Here’s why: in an ironic twist, at the height of the pandemic, when venues and in-person programming were shut down and government rescue money was flowing, many of those organizations, especially in the smaller-to-midsize categories, showed uncharacteristic budget surpluses. They weren’t really functioning, but—thanks to the combination of sharply reduced program expenses and greatly increased government support—their bottom line flourished.

Shutting down doesn’t work as a long-term strategy, but the fact is, programming’s expensive, and ticket revenue in the nonprofit arena doesn’t usually cover it. Goodman Theatre executive director Roche Schulfer has been telling us for years that this is a structural problem.  

Live performance “can’t take advantage of gains in productivity or technology like other sectors of the economy,” Schulfer says. “It takes the same number of musicians the same amount of time to play Beethoven’s symphonies, or actors to do Shakespeare’s plays, as it did when they were written.” If we’re going to have live performance that’s not market-driven, that will take a risk on new work while keeping ticket prices accessible, it’s going to require robust financial support from individual donors, foundations, corporations, and, especially, government.
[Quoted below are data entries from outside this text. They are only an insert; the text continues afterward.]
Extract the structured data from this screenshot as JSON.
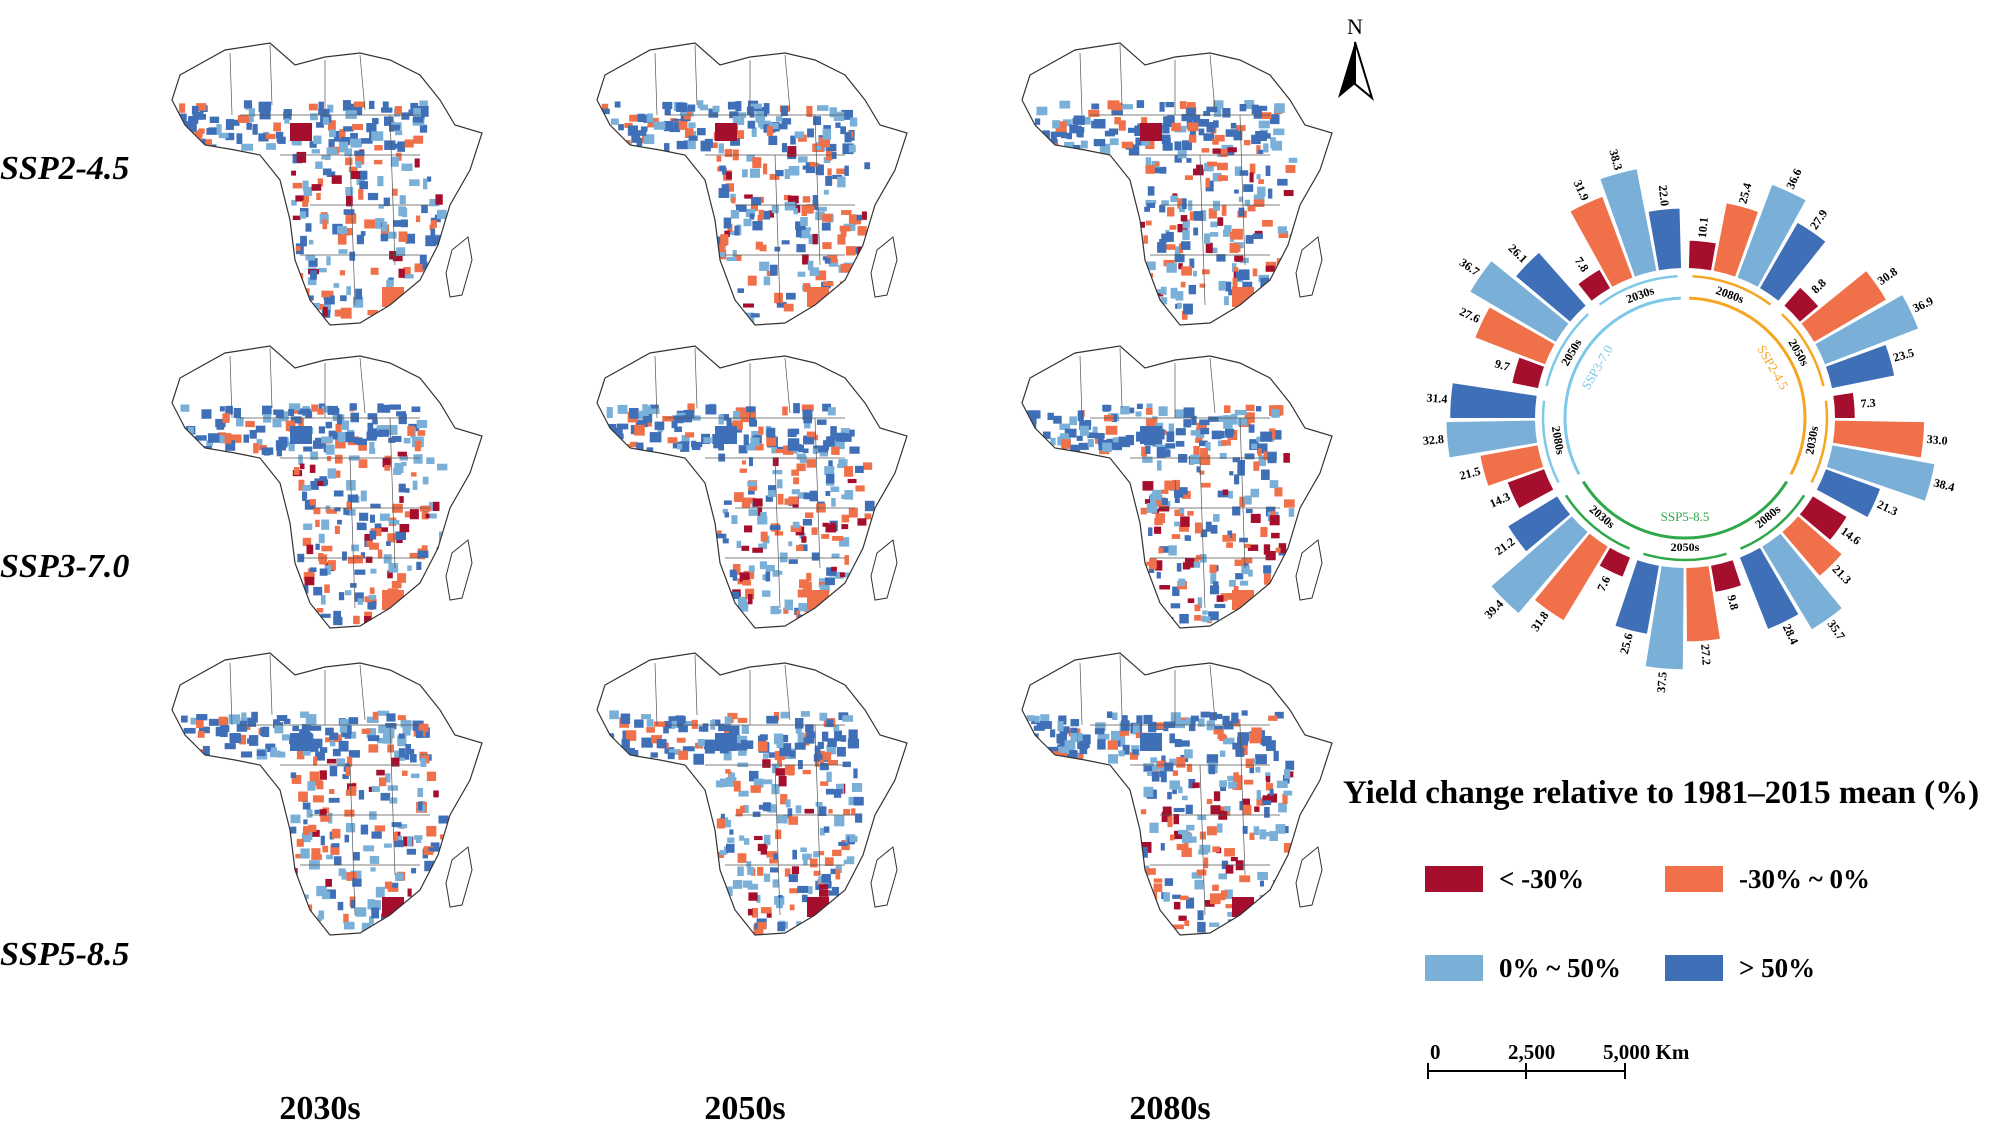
{
  "rows": [
    {
      "label": "SSP2-4.5",
      "key": "ssp245"
    },
    {
      "label": "SSP3-7.0",
      "key": "ssp370"
    },
    {
      "label": "SSP5-8.5",
      "key": "ssp585"
    }
  ],
  "columns": [
    "2030s",
    "2050s",
    "2080s"
  ],
  "north_label": "N",
  "legend": {
    "title": "Yield change relative to 1981–2015 mean (%)",
    "items": [
      {
        "label": "< -30%",
        "color": "#a50f2d"
      },
      {
        "label": "-30% ~ 0%",
        "color": "#f0704a"
      },
      {
        "label": "0% ~ 50%",
        "color": "#7ab0d8"
      },
      {
        "label": "> 50%",
        "color": "#3f6fb7"
      }
    ]
  },
  "scale_bar": {
    "labels": [
      "0",
      "2,500",
      "5,000 Km"
    ]
  },
  "chart_data": {
    "type": "bar",
    "layout": "radial",
    "series_colors": [
      "#a50f2d",
      "#f0704a",
      "#7ab0d8",
      "#3f6fb7"
    ],
    "groups": [
      {
        "scenario": "SSP2-4.5",
        "scenario_color": "#f5a623",
        "period": "2080s",
        "values": [
          10.1,
          25.4,
          36.6,
          27.9
        ]
      },
      {
        "scenario": "SSP2-4.5",
        "scenario_color": "#f5a623",
        "period": "2050s",
        "values": [
          8.8,
          30.8,
          36.9,
          23.5
        ]
      },
      {
        "scenario": "SSP2-4.5",
        "scenario_color": "#f5a623",
        "period": "2030s",
        "values": [
          7.3,
          33.0,
          38.4,
          21.3
        ]
      },
      {
        "scenario": "SSP5-8.5",
        "scenario_color": "#2ea84a",
        "period": "2080s",
        "values": [
          14.6,
          21.3,
          35.7,
          28.4
        ]
      },
      {
        "scenario": "SSP5-8.5",
        "scenario_color": "#2ea84a",
        "period": "2050s",
        "values": [
          9.8,
          27.2,
          37.5,
          25.6
        ]
      },
      {
        "scenario": "SSP5-8.5",
        "scenario_color": "#2ea84a",
        "period": "2030s",
        "values": [
          7.6,
          31.8,
          39.4,
          21.2
        ]
      },
      {
        "scenario": "SSP3-7.0",
        "scenario_color": "#7ec8e8",
        "period": "2080s",
        "values": [
          14.3,
          21.5,
          32.8,
          31.4
        ]
      },
      {
        "scenario": "SSP3-7.0",
        "scenario_color": "#7ec8e8",
        "period": "2050s",
        "values": [
          9.7,
          27.6,
          36.7,
          26.1
        ]
      },
      {
        "scenario": "SSP3-7.0",
        "scenario_color": "#7ec8e8",
        "period": "2030s",
        "values": [
          7.8,
          31.9,
          38.3,
          22.0
        ]
      }
    ]
  }
}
Without it, Schulfer predicted when he talked with me a year ago, there will be hard times ahead.  

They’ve arrived: as the DCASE study, “Navigating Recovery: Arts and Culture Financial and Operating Trends in Chicago,” conducted by SMU DataArts, the National Center for Arts Research at Southern Methodist University, demonstrates, what we’ve effectively got now is a partial shutdown. In 2022, in-person attendance at performing arts events was down a stunning 59 percent from the 2019 level, while the number of programs presented declined “nearly two-thirds.”
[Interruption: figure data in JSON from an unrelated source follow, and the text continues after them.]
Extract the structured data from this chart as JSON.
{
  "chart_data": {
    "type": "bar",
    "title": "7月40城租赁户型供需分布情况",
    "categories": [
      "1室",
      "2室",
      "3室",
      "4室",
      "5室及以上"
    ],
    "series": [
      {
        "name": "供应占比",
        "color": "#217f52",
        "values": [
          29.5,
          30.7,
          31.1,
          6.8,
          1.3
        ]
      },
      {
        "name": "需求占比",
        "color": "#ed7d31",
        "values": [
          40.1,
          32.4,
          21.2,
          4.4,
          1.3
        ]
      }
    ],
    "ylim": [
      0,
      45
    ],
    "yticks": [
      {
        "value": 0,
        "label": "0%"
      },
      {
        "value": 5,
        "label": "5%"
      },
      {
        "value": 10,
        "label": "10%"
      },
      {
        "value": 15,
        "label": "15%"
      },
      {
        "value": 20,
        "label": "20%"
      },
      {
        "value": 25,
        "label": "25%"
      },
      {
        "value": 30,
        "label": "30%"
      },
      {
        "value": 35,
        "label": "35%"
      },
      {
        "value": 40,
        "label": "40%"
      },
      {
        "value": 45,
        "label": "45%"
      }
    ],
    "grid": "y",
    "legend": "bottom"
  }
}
But which is the driver? Fewer ticket sales or fewer programs? I put this chicken-or-egg question to SMU DataArts director Zannie Voss. “It appears that arts organizations are trying to manage programming in a way that fits within their revenue constraints,” Voss said. “And that’s not just a matter of a decrease in demand—it’s also a reaction to increased costs. From September 2019 through September 2023, inflation is up 20 percent.”    

This fall, less than two years after completion of a $54 million expansion, Steppenwolf Theatre laid off 12 percent of its staff. Executive director Brooke Flanagan says this “reduction in force is in alignment with a national crisis that we’re seeing at other major regional theaters.”

“When you look at where Steppenwolf was pre-pandemic compared to where we were in our last season, our subscription base diminished 40 percent, single-ticket sales diminished 30 percent, and expenses went up 19 percent,” Flanagan says. Pre-pandemic, the Steppenwolf season consisted of nine shows; the 23/24 season consists of six. “The drop in subscribers has impacted both the number of productions and the length of runs,” Flanagan adds, and single-ticket sales, which are more expensive to attract, have not made up for it. “We were the first industry to close and the last to reopen; we have a longer arc of economic recovery. But we’re working in partnership with each other and the city and the League [of Chicago Theatres] to figure out creative answers to the moment we find ourselves in.”

League of Chicago Theatres executive director Marissa Lynn Jones says the combination of pandemic, inflation, and acceleration of a long-term decline in the number of subscribers has made it harder and more costly to attract audiences. Programming has been cut “out of necessity,” she says, “and part of that necessity has come from the decline in attendance.”

“It’s really a reduction of programming in order to sustain in the long run,” Jones says, “with hopes to be able to bring that programming back in the future.”  

The studies were introduced in a double-feature day of webinars, with audience members tuning in on screens, each snugly cocooned in their own home or (less likely) office. No one had to spend any time or money getting to the event, stop multitasking to give it their full attention, or even put their pants on.

And therein lies the longer-term problem, exacerbated by inflation and the pandemic, created and enabled by technology.